West Africa’s fuel logistics have received a significant boost, thanks to a well-coordinated network of tanker shipments, jetties, and key suppliers such as Dangote Refinery, positioning the region for sustained economic growth.
The region’s growing industrial demands and commercial transport needs have made Automotive Gas Oil (AGO) a critical energy source, powering businesses across West Africa. AGO accounts for approximately 40% of Nigeria’s petroleum consumption.
According to the latest shipping data from Blueseas Maritime Services, an intricate schedule of tankers transporting AGO ensures that supply meets the region’s surging demand. Vessels carrying substantial quantities of AGO, ranging from 5,000 MT to 50,000 MT, are efficiently moving through Nigeria’s major ports and private jetties.
Dangote Refinery is at the forefront of these operations, serving as a central hub for AGO production and supply. With a refining capacity of 650,000 barrels per day, Dangote Refinery is poised to significantly reduce Nigeria’s reliance on imported fuel.
Tankers such as Wakili, St Nenne, and Stellar are scheduled to load large quantities of AGO from Dangote, illustrating the refinery’s pivotal role in maintaining energy security across West Africa. Wakili is set to load a massive 50,000 MT of AGO, underscoring the refinery’s capacity to handle large-scale exports.
St Nenne, carrying 8,000 MT of AGO alongside Jet A1, is awaiting clearance for discharge at Ibafon Jetty after loading from Dangote. Other vessels, such as Ashabi, are strategically using multiple terminals to complete their operations discharging part of their cargo at Menj Jetty after an initial offload at another location.
Private jetties across Lagos, including Menj Jetty, Ibafon Jetty, and Deep Water Jetty, are playing key roles in handling AGO imports. The efficient discharge of AGO from ships like Kowie, carrying 5,000 MT, and Bedford, expected with 16,500 MT, highlights the operational readiness of these terminals.
Industry experts emphasise the importance of efficient port operations and timely clearances in maintaining the smooth flow of AGO. “Any disruption in the supply chain can have far-reaching consequences for the regional economy,” said an industry expert.
The vessel Kowie, which arrived on September 16, was awaiting clearance before beginning its discharge operations on September 23 and is scheduled to complete by September 25. This highlights the need for streamlined regulatory processes to support the growing demand for AGO.
As regional demand for AGO increases, so does the scale of shipments. Vessels such as PS Singapore and Wakili are expected to transport over 40,000 MT of AGO each, a shift towards larger volume deliveries. These larger cargoes signal a growing appetite for diesel fuel, crucial for supporting West Africa’s expanding industrial and transportation sectors.

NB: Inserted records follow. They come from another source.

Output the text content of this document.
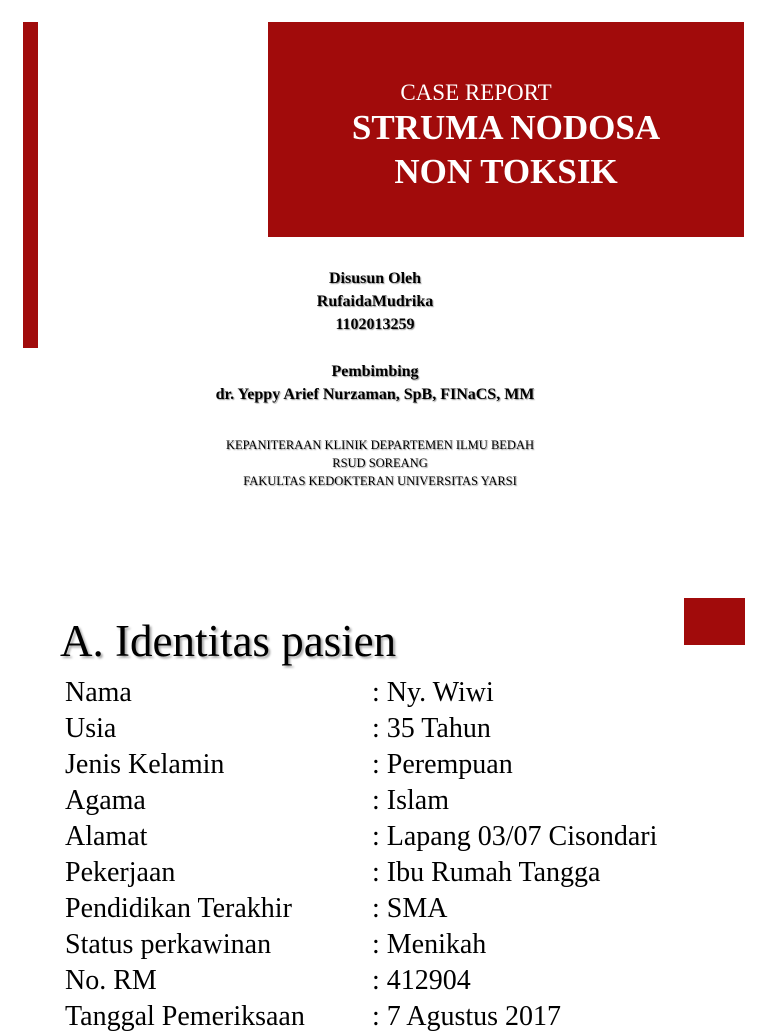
CASE REPORT
STRUMA NODOSA
NON TOKSIK
Disusun Oleh
RufaidaMudrika
1102013259
Pembimbing
dr. Yeppy Arief Nurzaman, SpB, FINaCS, MM
KEPANITERAAN KLINIK DEPARTEMEN ILMU BEDAH
RSUD SOREANG
FAKULTAS KEDOKTERAN UNIVERSITAS YARSI
A. Identitas pasien
Nama	: Ny. Wiwi
Usia	: 35 Tahun
Jenis Kelamin	: Perempuan
Agama	: Islam
Alamat	: Lapang 03/07 Cisondari
Pekerjaan	: Ibu Rumah Tangga
Pendidikan Terakhir	: SMA
Status perkawinan	: Menikah
No. RM	: 412904
Tanggal Pemeriksaan : 7 Agustus 2017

Coordination at sea remains equally important, with vessels like Stellar and St. Nenne anchored before receiving their berthing assignments. This strategic planning ensures minimal delays and maximises terminal utilisation.

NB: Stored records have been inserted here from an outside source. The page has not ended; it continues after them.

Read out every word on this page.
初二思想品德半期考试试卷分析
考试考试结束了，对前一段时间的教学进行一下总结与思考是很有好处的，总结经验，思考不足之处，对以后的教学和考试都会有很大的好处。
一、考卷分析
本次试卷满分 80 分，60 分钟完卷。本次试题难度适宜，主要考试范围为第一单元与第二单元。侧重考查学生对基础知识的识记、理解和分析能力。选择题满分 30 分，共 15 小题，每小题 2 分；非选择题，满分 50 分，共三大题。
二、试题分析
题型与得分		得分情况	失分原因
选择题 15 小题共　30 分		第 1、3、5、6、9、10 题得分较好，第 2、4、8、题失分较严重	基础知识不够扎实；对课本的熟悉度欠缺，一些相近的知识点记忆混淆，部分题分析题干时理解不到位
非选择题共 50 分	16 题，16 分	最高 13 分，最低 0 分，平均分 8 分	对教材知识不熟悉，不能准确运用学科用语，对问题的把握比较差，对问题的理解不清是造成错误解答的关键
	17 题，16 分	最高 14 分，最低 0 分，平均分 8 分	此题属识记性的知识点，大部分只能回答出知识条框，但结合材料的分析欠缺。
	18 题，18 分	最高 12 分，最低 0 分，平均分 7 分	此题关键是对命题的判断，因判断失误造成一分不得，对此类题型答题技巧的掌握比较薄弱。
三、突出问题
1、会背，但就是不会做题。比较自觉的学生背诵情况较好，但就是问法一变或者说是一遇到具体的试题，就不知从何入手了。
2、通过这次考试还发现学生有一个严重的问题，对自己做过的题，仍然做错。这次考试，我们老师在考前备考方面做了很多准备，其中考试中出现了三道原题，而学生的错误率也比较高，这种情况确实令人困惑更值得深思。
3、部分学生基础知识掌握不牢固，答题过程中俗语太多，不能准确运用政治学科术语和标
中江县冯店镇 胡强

While some challenges persist, such as vessels awaiting clearance to begin discharging, these delays are often mitigated through strategic anchorage. The industry continues to innovate in optimizing port use and distribution.
For instance, the practice of staggered discharges across multiple jetties allows operators like Ashabi to maximise efficiency, delivering 20,000 MT of AGO in phases to different terminals.

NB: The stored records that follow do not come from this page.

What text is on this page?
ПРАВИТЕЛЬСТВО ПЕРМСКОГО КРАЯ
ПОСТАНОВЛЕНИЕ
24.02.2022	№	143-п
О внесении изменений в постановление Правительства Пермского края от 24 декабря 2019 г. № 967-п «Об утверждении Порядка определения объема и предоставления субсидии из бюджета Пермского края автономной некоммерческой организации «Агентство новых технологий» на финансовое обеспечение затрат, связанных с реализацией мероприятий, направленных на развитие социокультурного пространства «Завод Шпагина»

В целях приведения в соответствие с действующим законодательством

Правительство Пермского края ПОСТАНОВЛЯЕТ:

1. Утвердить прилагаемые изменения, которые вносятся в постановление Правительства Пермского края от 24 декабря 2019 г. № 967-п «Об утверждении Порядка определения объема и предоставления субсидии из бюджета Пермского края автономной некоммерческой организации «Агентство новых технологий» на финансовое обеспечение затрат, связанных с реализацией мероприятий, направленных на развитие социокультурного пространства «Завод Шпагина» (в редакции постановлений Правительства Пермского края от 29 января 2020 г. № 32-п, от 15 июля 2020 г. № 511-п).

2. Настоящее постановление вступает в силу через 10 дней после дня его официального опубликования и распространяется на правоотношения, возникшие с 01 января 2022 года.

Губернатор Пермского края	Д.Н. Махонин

With Dangote Refinery emerging as a major supplier, and jetties in Lagos and beyond managing increased volumes, West Africa’s AGO supply chain is poised for continued growth. The efficient scheduling and discharge processes observed in the region’s key terminals demonstrate a robust logistical framework capable of meeting future energy needs.
As demand for energy grows, West Africa’s efficient AGO operations could serve as a blueprint for other regions looking to streamline their fuel supply chains.